The Attorney-General's Chambers had asked for an adjournment of the ex-parte application, but the judge allowed the judicial review to go on without delay.
“The grounds for granting the leave for judicial review are there are merits to the case, it’s not premature, and the courts have jurisdiction,” Rosli Dahlan, the lawyer for Berjaya, told reporters at the Kuala Lumpur High Court today.
The matter was decided in chambers before High Court judge Rohana Yusof.
The hearing date for the judicial review has been set for September 5.
The three applicants are Berjaya, Borders assistant general manager of operations and merchandising Stephen Fung and Borders Midvalley branch store manager Nik Raina.
They had sought leave for judicial review of the actions of JAWI, the home minister and the minister in the Prime Minister’s Department in charge of Islamic Religious Affairs.
In the submission, it was claimed that “JAWI’s action in raiding and seizing” the book at Borders and “arresting Nik Raina” was a “procedural impropriety” as the book was not banned then.
Since “the Syariah Offences Act is only applicable to Muslims” and “JAWI could not prosecute Borders and Stephen Fung as they are non-Muslims”, it is also claimed that JAWI’s prosecution of Nik Raina was done in bad faith and with an ulterior purpose.
Berjaya’s lawyers had also applied for a stay of proceedings of the syariah court case against Nik Raina in the same submission, but were told to file a separate application.

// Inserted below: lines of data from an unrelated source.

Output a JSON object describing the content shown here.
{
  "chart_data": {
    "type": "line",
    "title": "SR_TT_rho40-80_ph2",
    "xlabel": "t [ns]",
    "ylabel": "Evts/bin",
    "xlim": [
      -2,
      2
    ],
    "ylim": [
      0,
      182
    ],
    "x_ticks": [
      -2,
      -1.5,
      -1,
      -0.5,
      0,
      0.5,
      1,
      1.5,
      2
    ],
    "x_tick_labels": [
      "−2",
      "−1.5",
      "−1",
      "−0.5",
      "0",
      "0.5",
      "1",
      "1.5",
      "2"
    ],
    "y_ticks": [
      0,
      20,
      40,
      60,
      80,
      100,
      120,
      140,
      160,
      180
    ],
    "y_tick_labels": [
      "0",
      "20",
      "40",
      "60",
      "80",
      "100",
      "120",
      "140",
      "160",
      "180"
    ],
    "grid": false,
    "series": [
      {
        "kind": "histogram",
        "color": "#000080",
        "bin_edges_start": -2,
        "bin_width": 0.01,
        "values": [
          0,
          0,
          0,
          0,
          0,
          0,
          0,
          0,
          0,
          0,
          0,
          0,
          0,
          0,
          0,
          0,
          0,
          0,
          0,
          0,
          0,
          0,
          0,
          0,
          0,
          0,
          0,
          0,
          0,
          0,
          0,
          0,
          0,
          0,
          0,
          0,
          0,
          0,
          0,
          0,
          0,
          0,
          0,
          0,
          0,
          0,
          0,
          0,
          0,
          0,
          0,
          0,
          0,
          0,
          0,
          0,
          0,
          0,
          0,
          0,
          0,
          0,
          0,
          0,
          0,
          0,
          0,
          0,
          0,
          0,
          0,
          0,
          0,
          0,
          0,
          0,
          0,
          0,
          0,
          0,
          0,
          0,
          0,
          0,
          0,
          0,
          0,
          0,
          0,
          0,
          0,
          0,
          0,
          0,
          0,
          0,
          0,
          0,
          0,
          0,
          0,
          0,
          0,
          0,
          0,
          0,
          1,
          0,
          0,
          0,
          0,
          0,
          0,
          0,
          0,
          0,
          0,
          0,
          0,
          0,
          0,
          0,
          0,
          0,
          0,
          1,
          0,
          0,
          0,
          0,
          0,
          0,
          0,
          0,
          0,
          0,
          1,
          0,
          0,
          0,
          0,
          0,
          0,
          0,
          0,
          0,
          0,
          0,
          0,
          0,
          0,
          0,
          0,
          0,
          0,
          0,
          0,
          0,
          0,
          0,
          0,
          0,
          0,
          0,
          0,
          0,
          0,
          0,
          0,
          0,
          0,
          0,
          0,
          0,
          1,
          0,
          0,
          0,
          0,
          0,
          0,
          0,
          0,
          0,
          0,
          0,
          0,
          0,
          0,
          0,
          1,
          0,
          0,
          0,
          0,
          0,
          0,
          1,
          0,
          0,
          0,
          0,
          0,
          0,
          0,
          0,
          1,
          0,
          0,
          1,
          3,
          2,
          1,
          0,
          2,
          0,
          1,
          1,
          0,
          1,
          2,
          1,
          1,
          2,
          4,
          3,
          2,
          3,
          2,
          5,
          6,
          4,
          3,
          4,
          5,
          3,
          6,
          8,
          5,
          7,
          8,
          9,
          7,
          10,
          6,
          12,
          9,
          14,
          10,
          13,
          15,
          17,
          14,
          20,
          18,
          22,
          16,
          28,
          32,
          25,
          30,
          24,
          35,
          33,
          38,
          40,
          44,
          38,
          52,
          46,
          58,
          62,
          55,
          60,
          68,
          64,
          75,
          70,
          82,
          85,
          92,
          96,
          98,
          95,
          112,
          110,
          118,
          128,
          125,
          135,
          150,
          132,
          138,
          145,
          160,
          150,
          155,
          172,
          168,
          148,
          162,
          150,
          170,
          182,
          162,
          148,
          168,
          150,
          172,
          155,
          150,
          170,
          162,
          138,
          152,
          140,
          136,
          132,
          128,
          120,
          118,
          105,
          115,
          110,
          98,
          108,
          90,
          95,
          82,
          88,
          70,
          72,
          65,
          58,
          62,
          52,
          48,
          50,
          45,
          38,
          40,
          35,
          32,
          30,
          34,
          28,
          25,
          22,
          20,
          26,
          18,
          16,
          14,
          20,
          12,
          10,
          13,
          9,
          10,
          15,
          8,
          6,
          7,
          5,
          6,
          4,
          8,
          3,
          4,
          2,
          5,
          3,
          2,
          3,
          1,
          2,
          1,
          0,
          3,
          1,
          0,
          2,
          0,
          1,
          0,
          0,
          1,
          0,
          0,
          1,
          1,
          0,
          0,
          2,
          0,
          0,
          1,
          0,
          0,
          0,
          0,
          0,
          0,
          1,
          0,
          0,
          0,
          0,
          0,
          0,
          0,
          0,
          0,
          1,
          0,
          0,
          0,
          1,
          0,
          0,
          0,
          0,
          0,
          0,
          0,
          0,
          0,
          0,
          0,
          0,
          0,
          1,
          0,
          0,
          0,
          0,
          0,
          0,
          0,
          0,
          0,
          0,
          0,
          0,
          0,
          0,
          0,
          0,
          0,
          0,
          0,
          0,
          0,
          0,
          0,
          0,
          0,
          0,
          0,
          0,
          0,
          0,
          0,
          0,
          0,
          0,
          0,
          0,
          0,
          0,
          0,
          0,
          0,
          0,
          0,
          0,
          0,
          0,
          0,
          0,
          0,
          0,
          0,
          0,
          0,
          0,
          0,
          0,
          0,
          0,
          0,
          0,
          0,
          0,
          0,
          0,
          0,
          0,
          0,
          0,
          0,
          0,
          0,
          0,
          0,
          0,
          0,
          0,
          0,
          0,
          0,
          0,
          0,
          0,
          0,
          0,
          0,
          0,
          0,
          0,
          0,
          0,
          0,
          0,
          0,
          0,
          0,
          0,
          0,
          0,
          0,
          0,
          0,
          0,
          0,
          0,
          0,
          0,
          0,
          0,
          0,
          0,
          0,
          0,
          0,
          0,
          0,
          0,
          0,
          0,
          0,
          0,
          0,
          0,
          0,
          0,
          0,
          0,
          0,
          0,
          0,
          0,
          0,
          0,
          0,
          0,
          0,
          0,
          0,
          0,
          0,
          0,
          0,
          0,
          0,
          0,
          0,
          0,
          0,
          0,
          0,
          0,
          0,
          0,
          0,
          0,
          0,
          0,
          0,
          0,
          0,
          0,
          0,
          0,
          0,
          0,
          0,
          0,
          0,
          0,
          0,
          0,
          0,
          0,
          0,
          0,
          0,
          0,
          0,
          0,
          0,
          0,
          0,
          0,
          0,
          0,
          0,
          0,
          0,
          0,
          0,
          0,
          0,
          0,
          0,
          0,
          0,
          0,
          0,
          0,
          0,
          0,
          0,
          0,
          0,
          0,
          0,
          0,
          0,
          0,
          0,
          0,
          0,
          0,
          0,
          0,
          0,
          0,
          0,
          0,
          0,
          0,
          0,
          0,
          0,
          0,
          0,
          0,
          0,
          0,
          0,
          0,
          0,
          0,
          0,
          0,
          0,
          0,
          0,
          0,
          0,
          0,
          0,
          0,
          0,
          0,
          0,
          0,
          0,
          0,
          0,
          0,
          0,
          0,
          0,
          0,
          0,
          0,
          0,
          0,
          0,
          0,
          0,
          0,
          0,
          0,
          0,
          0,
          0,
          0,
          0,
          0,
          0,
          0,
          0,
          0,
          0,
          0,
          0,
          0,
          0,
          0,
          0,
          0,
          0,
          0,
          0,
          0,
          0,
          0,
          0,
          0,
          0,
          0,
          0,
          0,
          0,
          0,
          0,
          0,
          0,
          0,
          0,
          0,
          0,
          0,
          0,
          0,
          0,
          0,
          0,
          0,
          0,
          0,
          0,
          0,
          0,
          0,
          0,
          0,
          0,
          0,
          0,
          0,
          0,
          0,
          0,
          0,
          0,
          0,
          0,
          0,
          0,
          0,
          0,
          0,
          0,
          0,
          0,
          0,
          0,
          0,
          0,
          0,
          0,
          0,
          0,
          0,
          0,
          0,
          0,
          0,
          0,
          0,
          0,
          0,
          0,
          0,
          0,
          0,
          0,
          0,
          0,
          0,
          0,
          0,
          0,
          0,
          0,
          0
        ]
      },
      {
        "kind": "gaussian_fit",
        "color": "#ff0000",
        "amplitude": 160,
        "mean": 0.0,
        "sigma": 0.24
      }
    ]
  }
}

“But the court said that we will have to file it formally. Today was an ex-parte application and the court has told us to file another inter-parte application as the Attorney-General’s Chambers wants to contest it,” Rosli said.
Nik Raina has been charged under section 13 (1) of the Syariah Criminal Offences (Federal Territories) Act 1997, which carries a penalty of a RM3,000 fine or a maximum of two years’ jail or both.
Borders had earlier said that Nik Raina as a store manager “does not have influence or control over the selection of books”.